Escassez de oferta entre abril e junho pode levar milho a patamares recordes, projeta FCStone
27/01/2020 00:24 em Agronegócio

Para acompanhar o atual cenário do mercado do milho, conversamos com Étore Baroni - Consultor em Gerenciamento de Riscos - INTL FCStone, que destaca que 2019 foi um excelente ano para o setor, principalmente quando se fala em produção, preços e fundamentos. 

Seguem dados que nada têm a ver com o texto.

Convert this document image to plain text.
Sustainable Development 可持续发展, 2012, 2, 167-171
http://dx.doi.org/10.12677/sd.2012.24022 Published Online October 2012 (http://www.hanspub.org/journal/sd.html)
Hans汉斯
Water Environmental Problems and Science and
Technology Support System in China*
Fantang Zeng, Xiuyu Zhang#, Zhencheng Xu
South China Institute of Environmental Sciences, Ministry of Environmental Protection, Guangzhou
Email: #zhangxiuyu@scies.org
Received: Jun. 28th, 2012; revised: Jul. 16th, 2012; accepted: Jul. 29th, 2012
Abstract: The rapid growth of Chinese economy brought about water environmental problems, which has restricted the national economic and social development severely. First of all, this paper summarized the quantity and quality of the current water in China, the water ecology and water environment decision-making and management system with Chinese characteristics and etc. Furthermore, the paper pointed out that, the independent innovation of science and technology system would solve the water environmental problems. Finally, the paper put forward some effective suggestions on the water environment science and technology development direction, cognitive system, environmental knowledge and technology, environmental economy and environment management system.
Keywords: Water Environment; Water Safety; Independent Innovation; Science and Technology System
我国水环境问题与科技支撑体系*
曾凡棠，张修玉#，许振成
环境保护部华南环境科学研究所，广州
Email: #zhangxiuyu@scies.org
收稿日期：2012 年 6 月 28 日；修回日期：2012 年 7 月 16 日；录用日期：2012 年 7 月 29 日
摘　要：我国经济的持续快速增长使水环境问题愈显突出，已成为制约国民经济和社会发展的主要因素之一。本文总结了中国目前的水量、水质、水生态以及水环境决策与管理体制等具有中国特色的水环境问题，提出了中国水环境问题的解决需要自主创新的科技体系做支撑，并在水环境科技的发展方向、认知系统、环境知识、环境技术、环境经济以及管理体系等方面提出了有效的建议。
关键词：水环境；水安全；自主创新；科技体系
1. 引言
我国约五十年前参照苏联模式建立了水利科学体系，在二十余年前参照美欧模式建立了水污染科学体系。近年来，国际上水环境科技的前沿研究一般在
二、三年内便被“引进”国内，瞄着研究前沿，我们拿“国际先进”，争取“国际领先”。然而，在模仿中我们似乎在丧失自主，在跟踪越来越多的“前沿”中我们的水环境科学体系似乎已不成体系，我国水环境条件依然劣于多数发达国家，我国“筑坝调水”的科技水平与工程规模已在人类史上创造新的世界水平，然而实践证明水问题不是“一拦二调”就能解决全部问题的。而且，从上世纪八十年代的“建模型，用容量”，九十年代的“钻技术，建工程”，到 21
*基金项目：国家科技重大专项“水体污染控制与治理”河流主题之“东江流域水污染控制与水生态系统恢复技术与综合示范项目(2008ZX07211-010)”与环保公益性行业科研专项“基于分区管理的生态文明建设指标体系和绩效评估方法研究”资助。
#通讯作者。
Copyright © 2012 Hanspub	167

De acordo com o consultor, vários fatores contribuíram para que o ano de 2019 terminasse de maneira positiva para o produtor de milho, entre eles a alta produção, alta exportação e o consumo interno alto devido também a peste suína que atingiu de maneira expressiva a China.

Apesar dos números serem positivos, ele destaca que o estoque entre 2019 e 2020 é relativamente baixo com o consumo interno em alta e o atraso na plantação do milho safrinha em decorrência de problemas climáticos enfrentados sobretudo no Paraná e no Mato Grosso do Sul. "O estoque tem que chegar até a entrada safrinha, que na nossa visão a gente vai ter um volume maior de milho a partir de 15 de junho, uma vez que nós temos a soja um pouco atrasada", afirma. 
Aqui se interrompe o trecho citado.